What happened on Sunday morning in San Roman represents a devastating blow for Belize’s national pride. A month ago under great duress, with American Sugar Refinery (ASR) holding back the commencement of the sugar cane grinding season and thus holding growers up to ransom, the cane farmers in the BSCFA voted to accept an agreement basically on ASR’s terms. Two weeks ago, however, a veteran activist cañero named Lucilo Teck waved the flag of resistance, and brought the attorney Audrey Matura-Shepherd to explain to the cane farmers that the Government of Belize had the power, in fact that power was mandated through the Sugar Industry Control Board, to set a date for the grinding season and instruct the factory owners, ASR, to begin operation. Whereupon, the cane farmers voted enthusiastically in general assembly to reject the ASR agreement they had previously accepted under duress.

But then the Prime Minister of Belize used his office to intervene on the side of the company, and allowed political operatives to divide the unity of the BSCFA. Two more cane farmers’ associations were quickly formed, which rushed to sign the ASR agreement, and the badly wounded and desperate BSCFA fell into line on Sunday morning in San Roman. The cane farmers of Belize had been smashed by international investment capital.

At the beginning of this essay, we pointed out to you that our cane farmers became the strongest sector of Belize’s socio-economy over the course of Belize’s battle for self-rule. The cane farmers are symbolic of the Belizean grit which made Belize’s independence possible. In their villages in Corozal and Orange Walk, the cane farmers had not been softened by the British colonial culture of the population center. The cane farmers did not embrace the flashy American culture which came after independence and mentally colonized Belize’s urban centers. They had remained in their Belize Sugar Cane Farmers Association, had retained many of their traditional values, and it was in the BSCFA general assembly that they had always gone to work out their differences and make their decisions. At least, that’s how it always appeared to us down here in the media capital.

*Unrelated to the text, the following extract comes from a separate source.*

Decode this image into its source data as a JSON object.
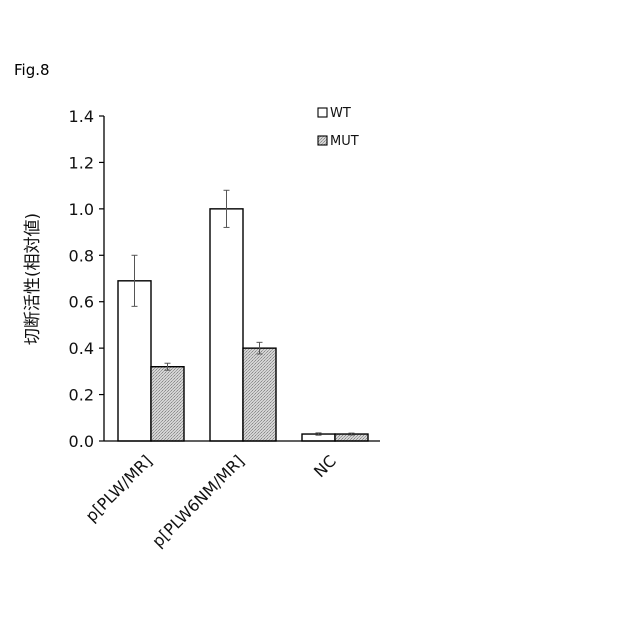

Well, the BSCFA had become locked in combat with ASR. ASR won a temporary victory, but then the cane farmers fought back with a Teck/Matura Supreme Court injunction. At that point, the Prime Minister of Belize, himself desperate for the grinding season to begin, went against BSCFA and with ASR in order to break the impasse. The fact of the matter is, cold talk, that he went against his own Belizean people.

It may be that time will establish that this was a courageous decision made on principle by Prime Minister Barrow because of terrible exigencies. What time will surely tell is whether this agreement was a good deal or a bad deal for cane farmers, and it is on that basis that Mr. Barrow will be judged. For now, all we know is that our Belizean cane farmers, who were legendary because of their unity and strength, have been broken, publicly. And what nationalism means is that when our cane farmers are broken, the rest of us Belizeans are also broken.

Power to the people. Power in the struggle.